GRAPEVINE, Texas – The NCAA Division I Board of Directors took the first step Saturday toward trying to simplify and deregulate the organization’s often complex and sometimes unenforceable rules.
They also publicly acknowledged the natural competitive advantages that some schools have over others, such as BCS champion Alabama compared with smaller Division I schools, while still in the context of the NCAA’s commitment to fair competition.
On the final day of the NCAA convention, the board approved 25 of 26 proposals in what is considered the most sweeping deregulation of the organization’s rulebook at a single time.
NCAA President Mark Emmert called it a singular accomplishment to make changes that “focus the rules on those things that are real threats to integrity of sport rather than things that are mostly annoying.”
Among the changes to take effect Aug. 1 will the elimination on the amount of phone calls and other private communication, such as text messages and through social media, that coaches can have with recruits.

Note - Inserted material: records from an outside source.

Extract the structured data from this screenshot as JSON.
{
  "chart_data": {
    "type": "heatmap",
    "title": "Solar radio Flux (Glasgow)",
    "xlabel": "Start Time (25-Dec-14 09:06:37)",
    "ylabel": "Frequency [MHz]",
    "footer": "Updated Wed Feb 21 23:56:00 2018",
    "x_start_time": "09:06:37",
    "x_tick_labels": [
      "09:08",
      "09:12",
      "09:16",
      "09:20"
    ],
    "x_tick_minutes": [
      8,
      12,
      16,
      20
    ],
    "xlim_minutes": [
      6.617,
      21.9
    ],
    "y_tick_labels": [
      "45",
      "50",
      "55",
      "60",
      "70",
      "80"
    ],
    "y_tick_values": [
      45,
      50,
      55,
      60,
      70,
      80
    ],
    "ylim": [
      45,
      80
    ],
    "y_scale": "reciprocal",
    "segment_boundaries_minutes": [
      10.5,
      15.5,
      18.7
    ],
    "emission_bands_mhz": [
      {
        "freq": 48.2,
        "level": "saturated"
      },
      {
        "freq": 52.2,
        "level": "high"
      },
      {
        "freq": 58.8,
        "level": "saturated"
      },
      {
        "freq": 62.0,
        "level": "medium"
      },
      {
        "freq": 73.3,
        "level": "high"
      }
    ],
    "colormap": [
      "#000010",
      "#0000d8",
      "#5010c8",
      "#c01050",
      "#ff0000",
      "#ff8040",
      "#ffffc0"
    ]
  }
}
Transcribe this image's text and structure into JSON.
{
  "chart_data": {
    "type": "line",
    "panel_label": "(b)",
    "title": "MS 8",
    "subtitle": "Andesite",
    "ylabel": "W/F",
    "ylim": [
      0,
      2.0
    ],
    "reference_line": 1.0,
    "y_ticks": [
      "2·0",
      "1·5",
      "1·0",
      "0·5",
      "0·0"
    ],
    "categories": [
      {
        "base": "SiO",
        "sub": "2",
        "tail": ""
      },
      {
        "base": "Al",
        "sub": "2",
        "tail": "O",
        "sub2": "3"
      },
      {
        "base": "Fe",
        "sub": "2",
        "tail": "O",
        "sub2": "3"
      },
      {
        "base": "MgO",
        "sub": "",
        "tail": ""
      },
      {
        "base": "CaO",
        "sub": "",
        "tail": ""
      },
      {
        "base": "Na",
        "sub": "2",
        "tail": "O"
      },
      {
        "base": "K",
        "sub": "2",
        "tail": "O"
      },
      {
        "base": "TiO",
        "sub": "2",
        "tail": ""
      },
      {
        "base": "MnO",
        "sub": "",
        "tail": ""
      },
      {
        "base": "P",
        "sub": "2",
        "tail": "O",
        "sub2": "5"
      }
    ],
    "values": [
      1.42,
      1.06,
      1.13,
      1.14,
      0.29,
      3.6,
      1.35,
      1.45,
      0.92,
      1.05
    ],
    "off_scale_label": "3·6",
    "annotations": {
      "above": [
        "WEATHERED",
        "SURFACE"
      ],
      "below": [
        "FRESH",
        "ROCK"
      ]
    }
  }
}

There will also be no limit on the number of coaches who can recruit off campus at the same time. Also gone will be restrictions on sending printed recruiting material to prospects, such as the size and colors of such material.
Athletes will be able to accept up to $300 per year beyond normal expenses to attend non-scholastic events, and receive money to help offset expenses associated with practices and competition with national teams. Schools will also be able to provide expenses for athletes representing the school at events such as goodwill tours and media appearances.
The only proposal that got tabled by the 18-member board, pending further discussion, was one to allow coaches to start contacting recruits beginning July 1 between their sophomore and junior years.